Shortly after McCrory signed the bathroom bill into law, entertainers, big businesses, and special interest groups began boycotting the state. The American Civil Liberties Union, along with LGBT advocacy group Lambda Legal, filed a lawsuit, arguing that the law “sends a purposeful message that LGBT people are second-class citizens who are undeserving of the privacy, respect, and protections afforded to others in the state.”

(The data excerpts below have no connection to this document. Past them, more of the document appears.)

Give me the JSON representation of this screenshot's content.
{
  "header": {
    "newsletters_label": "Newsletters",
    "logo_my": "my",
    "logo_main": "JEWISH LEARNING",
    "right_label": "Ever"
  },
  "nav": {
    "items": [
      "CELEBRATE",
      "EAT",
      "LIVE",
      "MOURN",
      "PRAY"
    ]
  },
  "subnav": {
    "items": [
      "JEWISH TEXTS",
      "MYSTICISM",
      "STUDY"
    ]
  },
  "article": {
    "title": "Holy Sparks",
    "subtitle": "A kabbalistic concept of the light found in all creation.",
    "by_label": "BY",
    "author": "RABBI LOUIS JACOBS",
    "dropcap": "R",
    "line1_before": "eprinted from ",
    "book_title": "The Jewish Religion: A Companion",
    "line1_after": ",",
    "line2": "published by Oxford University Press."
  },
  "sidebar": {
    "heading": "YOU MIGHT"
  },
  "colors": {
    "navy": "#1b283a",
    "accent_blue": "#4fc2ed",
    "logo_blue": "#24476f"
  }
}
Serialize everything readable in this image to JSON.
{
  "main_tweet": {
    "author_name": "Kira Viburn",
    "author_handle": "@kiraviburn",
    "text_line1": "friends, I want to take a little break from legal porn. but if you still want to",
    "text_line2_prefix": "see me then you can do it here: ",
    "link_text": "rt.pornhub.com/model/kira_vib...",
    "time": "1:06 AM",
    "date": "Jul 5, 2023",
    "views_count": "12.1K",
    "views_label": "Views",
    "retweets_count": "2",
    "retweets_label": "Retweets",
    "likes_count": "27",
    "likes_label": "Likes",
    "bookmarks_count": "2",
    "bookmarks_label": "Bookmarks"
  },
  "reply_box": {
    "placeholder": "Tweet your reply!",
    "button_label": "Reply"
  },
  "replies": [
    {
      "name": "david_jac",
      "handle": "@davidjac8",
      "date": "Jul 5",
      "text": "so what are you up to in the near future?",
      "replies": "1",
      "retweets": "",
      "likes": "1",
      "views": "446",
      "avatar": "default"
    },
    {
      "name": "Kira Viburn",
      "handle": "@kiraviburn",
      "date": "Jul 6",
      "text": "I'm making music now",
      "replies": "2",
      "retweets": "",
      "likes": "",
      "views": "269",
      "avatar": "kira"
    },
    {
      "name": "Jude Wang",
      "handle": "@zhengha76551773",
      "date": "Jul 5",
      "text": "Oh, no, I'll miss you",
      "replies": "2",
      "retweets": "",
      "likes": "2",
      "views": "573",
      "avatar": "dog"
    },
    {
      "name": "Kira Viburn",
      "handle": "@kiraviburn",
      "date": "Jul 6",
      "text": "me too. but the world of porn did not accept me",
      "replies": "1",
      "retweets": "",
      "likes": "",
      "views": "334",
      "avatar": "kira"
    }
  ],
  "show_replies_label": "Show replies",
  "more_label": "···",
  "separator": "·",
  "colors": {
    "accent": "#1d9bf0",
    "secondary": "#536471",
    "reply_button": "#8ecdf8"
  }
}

In response to the Justice Department’s Wednesday letter, the American Civil Liberties Union said in a statement, “It is now clearer than ever that this discriminatory law violates civil rights protections and jeopardizes billions of dollars in federal funds for North Carolina,” adding:

Gov. McCrory and the legislators who forced through HB 2 in a single day were warned about these dire consequences, but they ignored the law and the North Carolinians it would harm and passed the bill anyway. The only way to reverse the ongoing damage HB 2 is causing to North Carolina’s people, economy, and reputation is a full repeal.

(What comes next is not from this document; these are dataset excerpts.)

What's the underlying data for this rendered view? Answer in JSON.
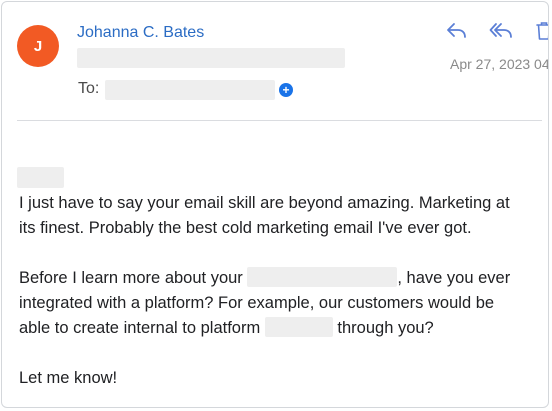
{
  "colors": {
    "avatar_bg": "#f25a24",
    "accent": "#2b6cc4",
    "icon_blue": "#5b7fd6",
    "icon_gray": "#6f7780"
  },
  "header": {
    "avatar_initial": "J",
    "sender_name": "Johanna C. Bates",
    "to_label": "To:",
    "date": "Apr 27, 2023 04",
    "actions": [
      {
        "name": "reply-icon"
      },
      {
        "name": "reply-all-icon"
      },
      {
        "name": "trash-icon"
      }
    ],
    "add_recipient_icon": "plus-icon"
  },
  "message": {
    "line1": "I just have to say your email skill are beyond amazing. Marketing at",
    "line2": "its finest. Probably the best cold marketing email I've ever got.",
    "line3_a": "Before I learn more about your",
    "line3_b": ", have you ever",
    "line4": "integrated with a platform? For example, our customers would be",
    "line5_a": "able to create internal to platform",
    "line5_b": "through you?",
    "signoff": "Let me know!"
  }
}
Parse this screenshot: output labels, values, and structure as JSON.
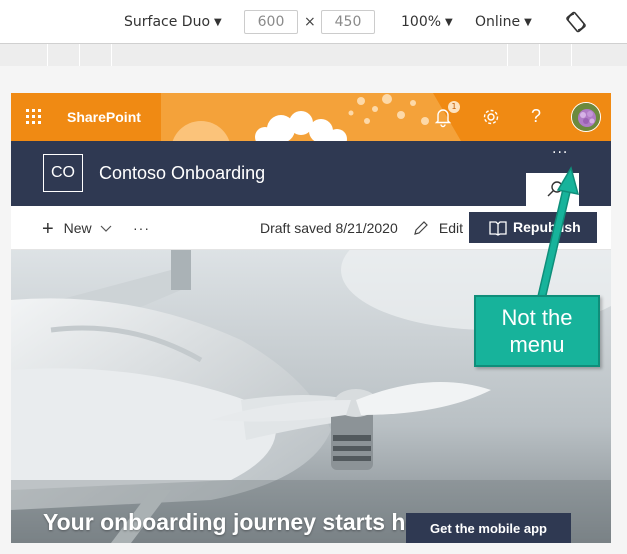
{
  "devtools": {
    "device_name": "Surface Duo",
    "width_value": "600",
    "height_value": "450",
    "dimension_separator": "×",
    "zoom": "100%",
    "throttling": "Online"
  },
  "suite_bar": {
    "brand": "SharePoint",
    "notification_count": "1",
    "help_label": "?",
    "bg_color": "#f08a13"
  },
  "site": {
    "logo_initials": "CO",
    "title": "Contoso Onboarding",
    "more_label": "···",
    "header_color": "#2f3952"
  },
  "command_bar": {
    "new_label": "New",
    "overflow_label": "···",
    "draft_status": "Draft saved 8/21/2020",
    "edit_label": "Edit",
    "republish_label": "Republish"
  },
  "hero": {
    "title": "Your onboarding journey starts he",
    "mobile_app_label": "Get the mobile app"
  },
  "annotation": {
    "callout_line1": "Not the",
    "callout_line2": "menu",
    "color": "#17b39b"
  }
}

Tami Fitzgerald, executive director of the conservative North Carolina Values Coalition, which is an advocacy group that supports HB2, said she expects lawmakers to stand firm on their support for the new law.

“I believe this action, on the part of an unpopular, lame duck president, is going to cause our legislature and our governor to dig themselves in deeper,” Fitzgerald said. “I think they’re going to dig their heels in more and be true tar heels because the federal government has no right to try and force a state like North Carolina to do what they’re asking.”

This piece has been corrected to reflect that the Justice Department was threatening to sue North Carolina.